A review by kylegarvey
Telling True Stories: A Nonfiction Writers' Guide from the Nieman Foundation at Harvard University by

adventurous informative inspiring medium-paced

1.0

 
Monumentally pretentious, very often too blunt or facile for me, so much that I begin to resent it and feel bad while reading it, accused, pained. What's this feeling? I'm sure the assemblers of this collection were looking for something quite different all along, to instill joie de vivre in their readership or something. In acknowledgments, "kept track of countless pieces of paper"; and in preface, "unscrambles and sorts the messages of a complex world". Ok. Sure. Those are decent principles 
 
A lot of arguable stuff all along (I didn't go to journalism school, won't ever do a normal interview, yada yada) but there's really nothing that you could ever argue with here.
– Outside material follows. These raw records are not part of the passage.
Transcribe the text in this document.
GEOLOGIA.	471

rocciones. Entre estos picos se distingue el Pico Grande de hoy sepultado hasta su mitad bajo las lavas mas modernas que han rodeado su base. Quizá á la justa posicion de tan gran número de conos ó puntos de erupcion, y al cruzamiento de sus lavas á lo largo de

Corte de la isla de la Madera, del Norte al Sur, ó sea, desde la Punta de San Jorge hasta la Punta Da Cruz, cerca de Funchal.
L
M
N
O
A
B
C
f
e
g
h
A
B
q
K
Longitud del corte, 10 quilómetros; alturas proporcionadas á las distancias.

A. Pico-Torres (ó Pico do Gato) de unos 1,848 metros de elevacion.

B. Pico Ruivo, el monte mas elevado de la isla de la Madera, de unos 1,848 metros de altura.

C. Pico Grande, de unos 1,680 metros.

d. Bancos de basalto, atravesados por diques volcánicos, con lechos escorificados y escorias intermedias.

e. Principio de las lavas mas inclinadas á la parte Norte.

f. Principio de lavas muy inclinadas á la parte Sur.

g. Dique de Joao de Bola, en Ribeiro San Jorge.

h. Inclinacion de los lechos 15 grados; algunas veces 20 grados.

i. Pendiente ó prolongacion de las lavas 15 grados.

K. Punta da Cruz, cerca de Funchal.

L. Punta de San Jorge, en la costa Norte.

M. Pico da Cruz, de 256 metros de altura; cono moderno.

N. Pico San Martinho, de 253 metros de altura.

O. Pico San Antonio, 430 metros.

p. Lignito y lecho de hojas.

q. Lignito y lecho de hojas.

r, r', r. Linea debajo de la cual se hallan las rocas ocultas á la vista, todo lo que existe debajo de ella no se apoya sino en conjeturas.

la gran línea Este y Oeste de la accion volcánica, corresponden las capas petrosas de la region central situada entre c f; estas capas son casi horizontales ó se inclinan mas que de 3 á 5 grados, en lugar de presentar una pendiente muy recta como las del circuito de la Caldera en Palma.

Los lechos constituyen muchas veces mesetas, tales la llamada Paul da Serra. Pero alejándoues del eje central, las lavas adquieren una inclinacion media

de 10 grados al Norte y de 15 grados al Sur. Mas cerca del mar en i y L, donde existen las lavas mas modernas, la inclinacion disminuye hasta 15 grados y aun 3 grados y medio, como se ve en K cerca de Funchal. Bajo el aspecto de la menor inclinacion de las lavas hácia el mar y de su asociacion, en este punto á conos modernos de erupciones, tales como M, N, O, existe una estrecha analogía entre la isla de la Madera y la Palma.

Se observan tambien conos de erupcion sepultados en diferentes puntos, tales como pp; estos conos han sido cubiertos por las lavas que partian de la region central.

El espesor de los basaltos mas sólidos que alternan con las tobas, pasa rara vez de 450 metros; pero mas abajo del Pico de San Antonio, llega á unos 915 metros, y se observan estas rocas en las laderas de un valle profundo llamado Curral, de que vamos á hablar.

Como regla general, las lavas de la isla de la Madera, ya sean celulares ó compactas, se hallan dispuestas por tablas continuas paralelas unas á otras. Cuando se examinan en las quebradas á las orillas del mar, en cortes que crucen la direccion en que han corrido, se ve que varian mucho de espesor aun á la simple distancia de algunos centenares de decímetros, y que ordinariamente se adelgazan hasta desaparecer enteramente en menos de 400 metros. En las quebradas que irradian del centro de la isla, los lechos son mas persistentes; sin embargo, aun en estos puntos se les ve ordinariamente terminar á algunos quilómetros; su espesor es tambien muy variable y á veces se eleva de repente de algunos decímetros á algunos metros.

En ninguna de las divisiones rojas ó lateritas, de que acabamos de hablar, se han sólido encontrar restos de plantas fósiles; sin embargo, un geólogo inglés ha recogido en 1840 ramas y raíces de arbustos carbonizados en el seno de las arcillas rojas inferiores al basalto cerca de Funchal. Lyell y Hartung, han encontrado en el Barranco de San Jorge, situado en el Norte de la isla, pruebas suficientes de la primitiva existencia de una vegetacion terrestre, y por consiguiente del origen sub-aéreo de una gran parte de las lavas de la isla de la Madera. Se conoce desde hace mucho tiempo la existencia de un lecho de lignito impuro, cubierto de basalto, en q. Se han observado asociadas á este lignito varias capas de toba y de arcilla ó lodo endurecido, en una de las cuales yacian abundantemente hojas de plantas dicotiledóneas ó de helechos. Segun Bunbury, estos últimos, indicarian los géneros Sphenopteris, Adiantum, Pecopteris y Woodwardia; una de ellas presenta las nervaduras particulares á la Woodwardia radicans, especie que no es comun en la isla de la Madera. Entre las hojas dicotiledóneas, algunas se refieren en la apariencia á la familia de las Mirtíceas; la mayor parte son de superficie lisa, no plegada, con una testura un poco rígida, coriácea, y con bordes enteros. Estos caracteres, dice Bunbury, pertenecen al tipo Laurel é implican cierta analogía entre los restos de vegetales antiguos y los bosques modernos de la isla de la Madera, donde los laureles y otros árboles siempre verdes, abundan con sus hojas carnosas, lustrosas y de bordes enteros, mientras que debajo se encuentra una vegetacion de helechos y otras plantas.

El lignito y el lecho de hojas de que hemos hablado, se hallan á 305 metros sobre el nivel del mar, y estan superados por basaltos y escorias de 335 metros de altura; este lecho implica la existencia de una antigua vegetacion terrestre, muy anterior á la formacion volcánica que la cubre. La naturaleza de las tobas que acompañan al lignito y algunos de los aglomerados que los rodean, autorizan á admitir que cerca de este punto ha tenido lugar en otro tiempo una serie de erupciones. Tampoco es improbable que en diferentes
I mean, it's all coded in this super-exceptional 'yeah, but' language that negates everything, while exemplifying everything at the same time. Weird. Can we always be "honest to a fault" (23)? 
 
Some stuff I have to react to like 'Nah. Fuck off'. "Stories are the opposite of hard news, the opposite of the easy anecdote" (155). Ok, I have a vague familiarity with journalism, but a lot of this strikes me as presumptuous, skunky trash! Just go in media res, pick some quirky departure, and you might soon have something, or you might not have anything now here for one thing but something later elsewhere for something else. Ok? Who cares?